Rangkaian Ketiga
- Country: Malaysia
- Broadcast area: Sabah and Sarawak
- Headquarters: Kota Kinabalu, Sabah, Malaysia

Programming
- Language: Malay

Ownership
- Owner: Radio Televisyen Malaysia
- Sister channels: RTM1

History
- Launched: 30 December 1971; 54 years ago
- Founder: Government of Sabah
- Closed: 1 August 1985; 41 years ago
- Replaced by: RTM2
- Former names: Televisyen Sabah (1971 – 1975)

Availability

Terrestrial
- VHF: Channel 10 (Pantai Barat) Channel 9 (Kudat, Tawau, Pedalaman) Channel 8 (Sandakan) Channel 7 (Lahad Datu, Semporna)

= Rangkaian Ketiga =

Television channel in Sabah and Sarawak, Malaysia

Rangkaian Ketiga (Network Three) was a Malaysian television station for Sabah and Sarawak, operating out of Kota Kinabalu. It started in 1970 as a television station owned by the government of Sabah, before being acquired by Radio Televisyen Malaysia in 1975. The introduction and coverage reach expansion of RTM2 into these two states led to its dissolution in 1985.

== History ==

=== Setup ===
The possibility of introducing television to the two states first emerged on 12 October 1964, where a plan to install television stations in Jesselton (Kota Kinabalu) and Sandakan was approved by the House of Representatives. The plan cost a total of $9 million, of which $3.5 million were spent for an initial phase covering only the state capital of Jesselton, and the remaining $5.5 million were for a second phase where the signal would be extended to the entire state.
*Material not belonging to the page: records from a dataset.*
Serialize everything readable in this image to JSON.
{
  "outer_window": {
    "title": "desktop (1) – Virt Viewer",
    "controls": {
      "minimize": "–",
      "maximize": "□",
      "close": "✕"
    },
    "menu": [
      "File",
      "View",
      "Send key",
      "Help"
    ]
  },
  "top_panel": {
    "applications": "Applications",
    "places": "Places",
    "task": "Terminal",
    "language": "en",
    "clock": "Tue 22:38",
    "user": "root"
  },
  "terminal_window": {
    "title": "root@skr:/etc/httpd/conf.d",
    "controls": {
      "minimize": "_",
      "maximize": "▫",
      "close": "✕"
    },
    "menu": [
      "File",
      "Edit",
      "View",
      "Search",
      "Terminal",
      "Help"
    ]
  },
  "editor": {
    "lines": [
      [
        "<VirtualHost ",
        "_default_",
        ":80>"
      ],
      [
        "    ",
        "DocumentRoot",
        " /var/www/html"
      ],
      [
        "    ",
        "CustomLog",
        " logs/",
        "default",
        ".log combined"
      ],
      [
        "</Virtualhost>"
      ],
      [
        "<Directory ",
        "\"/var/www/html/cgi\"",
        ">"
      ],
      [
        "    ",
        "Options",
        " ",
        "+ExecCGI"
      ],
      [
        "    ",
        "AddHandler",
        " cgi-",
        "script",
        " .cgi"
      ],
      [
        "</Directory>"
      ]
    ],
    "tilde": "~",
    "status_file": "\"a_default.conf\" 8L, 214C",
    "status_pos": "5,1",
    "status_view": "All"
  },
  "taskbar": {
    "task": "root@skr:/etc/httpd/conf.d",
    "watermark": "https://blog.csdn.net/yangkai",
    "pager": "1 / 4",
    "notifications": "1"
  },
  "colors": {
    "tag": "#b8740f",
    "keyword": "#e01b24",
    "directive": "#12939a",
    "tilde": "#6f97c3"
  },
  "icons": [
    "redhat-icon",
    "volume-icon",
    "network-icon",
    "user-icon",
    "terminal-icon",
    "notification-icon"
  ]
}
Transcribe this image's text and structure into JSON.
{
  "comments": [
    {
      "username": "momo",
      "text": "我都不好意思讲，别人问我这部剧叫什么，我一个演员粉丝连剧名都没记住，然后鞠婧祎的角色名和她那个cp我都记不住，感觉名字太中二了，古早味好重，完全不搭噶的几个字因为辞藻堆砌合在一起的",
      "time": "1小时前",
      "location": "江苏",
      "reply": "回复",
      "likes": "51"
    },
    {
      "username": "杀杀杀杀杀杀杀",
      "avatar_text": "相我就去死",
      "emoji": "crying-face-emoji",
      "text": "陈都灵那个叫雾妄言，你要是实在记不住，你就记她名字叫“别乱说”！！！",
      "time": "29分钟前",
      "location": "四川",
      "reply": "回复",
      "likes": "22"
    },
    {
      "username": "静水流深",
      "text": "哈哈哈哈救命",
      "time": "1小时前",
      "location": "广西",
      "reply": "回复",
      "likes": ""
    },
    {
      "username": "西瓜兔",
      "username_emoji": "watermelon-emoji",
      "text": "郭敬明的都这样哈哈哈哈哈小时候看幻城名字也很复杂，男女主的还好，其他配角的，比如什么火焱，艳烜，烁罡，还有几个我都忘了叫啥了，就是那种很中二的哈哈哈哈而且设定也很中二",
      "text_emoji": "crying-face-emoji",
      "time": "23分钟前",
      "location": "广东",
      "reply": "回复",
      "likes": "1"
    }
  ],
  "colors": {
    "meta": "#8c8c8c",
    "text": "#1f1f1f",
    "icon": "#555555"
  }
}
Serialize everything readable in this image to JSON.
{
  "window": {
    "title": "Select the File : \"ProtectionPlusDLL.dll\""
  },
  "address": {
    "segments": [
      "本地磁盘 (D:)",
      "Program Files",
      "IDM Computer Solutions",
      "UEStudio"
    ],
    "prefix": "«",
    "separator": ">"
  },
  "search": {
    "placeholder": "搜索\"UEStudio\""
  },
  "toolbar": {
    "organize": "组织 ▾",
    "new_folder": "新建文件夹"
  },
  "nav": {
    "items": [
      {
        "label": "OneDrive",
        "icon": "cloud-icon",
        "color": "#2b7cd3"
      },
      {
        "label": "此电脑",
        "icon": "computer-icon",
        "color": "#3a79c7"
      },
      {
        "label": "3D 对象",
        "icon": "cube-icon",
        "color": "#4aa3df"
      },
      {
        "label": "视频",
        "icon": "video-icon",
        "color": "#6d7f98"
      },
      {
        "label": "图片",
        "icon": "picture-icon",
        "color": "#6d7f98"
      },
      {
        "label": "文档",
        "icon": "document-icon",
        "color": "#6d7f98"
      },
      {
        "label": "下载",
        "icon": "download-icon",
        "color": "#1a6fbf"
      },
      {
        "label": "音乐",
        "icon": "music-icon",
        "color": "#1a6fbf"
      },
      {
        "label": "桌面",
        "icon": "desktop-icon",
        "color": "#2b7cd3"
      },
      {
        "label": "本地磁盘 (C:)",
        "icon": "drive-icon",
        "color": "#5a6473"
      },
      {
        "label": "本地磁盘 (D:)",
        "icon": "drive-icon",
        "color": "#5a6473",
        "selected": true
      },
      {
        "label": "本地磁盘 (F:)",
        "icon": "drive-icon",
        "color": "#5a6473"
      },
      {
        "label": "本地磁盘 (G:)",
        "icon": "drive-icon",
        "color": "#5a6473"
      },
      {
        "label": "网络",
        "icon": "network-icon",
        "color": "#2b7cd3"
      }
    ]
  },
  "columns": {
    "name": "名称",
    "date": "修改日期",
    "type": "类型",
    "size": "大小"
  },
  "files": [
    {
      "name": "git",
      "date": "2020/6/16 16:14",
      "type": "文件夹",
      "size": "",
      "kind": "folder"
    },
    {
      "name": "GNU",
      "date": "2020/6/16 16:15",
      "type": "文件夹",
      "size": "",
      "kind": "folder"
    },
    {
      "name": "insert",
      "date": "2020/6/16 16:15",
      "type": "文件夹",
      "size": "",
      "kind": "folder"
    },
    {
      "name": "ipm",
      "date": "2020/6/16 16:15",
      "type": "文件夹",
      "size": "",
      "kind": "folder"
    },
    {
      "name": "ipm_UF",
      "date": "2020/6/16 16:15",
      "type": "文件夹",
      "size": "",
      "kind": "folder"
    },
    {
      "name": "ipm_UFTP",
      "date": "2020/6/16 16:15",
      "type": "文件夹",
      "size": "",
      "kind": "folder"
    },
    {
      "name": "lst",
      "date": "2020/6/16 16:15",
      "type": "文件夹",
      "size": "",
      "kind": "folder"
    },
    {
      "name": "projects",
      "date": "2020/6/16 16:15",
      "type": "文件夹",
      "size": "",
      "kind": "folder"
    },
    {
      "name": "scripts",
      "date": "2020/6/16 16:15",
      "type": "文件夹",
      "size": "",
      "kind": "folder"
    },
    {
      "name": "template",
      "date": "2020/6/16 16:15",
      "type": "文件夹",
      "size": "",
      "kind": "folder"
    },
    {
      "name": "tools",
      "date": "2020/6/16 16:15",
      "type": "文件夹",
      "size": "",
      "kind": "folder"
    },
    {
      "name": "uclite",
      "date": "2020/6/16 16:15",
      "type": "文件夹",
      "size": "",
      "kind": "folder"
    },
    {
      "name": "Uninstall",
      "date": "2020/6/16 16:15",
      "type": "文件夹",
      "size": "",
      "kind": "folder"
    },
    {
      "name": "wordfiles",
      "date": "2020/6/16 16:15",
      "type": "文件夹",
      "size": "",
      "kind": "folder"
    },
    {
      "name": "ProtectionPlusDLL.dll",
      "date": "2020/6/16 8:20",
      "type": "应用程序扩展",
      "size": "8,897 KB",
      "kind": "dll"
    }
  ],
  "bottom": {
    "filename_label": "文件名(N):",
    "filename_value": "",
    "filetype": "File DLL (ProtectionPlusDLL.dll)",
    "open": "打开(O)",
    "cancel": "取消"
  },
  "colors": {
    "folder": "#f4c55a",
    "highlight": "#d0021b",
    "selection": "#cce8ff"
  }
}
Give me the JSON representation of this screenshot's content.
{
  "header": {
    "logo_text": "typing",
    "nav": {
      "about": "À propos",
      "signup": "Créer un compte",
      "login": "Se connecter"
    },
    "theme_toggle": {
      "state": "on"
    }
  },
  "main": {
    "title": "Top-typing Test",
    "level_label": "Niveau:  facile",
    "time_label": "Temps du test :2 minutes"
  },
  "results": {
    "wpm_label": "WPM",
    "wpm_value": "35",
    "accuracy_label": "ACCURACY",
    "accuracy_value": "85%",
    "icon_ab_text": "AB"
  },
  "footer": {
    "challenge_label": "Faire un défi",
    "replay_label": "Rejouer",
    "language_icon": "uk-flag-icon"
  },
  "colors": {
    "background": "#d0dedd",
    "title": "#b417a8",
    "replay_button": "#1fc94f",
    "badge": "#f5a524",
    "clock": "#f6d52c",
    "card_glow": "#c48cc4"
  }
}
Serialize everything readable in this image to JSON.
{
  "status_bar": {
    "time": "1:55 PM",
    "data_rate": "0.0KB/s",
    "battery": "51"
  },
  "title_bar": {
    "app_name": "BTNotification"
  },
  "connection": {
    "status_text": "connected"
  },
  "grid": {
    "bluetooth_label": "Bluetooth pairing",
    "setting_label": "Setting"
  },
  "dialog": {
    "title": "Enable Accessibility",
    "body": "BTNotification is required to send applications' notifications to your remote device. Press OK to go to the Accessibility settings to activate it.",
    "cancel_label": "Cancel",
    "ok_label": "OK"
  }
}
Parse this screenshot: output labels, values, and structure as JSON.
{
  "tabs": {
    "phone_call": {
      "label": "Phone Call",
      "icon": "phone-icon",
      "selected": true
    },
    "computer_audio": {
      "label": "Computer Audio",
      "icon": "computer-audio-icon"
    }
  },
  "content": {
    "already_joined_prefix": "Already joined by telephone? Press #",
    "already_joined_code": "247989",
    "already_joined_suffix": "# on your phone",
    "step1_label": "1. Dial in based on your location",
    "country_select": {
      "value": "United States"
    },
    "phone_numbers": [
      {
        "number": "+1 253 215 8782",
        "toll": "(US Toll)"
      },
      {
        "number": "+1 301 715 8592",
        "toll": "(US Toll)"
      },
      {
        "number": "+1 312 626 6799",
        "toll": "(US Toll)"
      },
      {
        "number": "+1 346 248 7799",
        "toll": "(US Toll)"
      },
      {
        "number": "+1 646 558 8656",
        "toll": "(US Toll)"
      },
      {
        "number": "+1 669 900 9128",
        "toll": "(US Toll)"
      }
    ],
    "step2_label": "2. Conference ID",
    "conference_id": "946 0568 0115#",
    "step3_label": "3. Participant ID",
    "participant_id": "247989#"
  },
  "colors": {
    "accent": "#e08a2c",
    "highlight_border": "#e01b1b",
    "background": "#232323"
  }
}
In 1965 TV Malaysia announced a plan for the introduction of television there between 1966 and 1970, the period covered by the First Malaysia Plan, after achieving total coverage in West Malaysia, where coverage to the east coast was expected to be introduced by the end of 1965. On 13 July 1966, the state of Sabah approved plans for the extension of the television service to Jesselton and Sandakan, with assistance from Kuala Lumpur. A site for the television station was yet to be studied. In July 1968, it was calculated that the new station would take $3 million to build. Following the purchase of the land to build the station, it was projected that it would be on the air by June 1969. By January 1969, it was expected that the television station for Sabah would start only in 1970, at a cost of $10 million, where it would be run as an independent operation from the Kuala Lumpur network, producing its own programmes. There was no talk yet of a television station for Sarawak.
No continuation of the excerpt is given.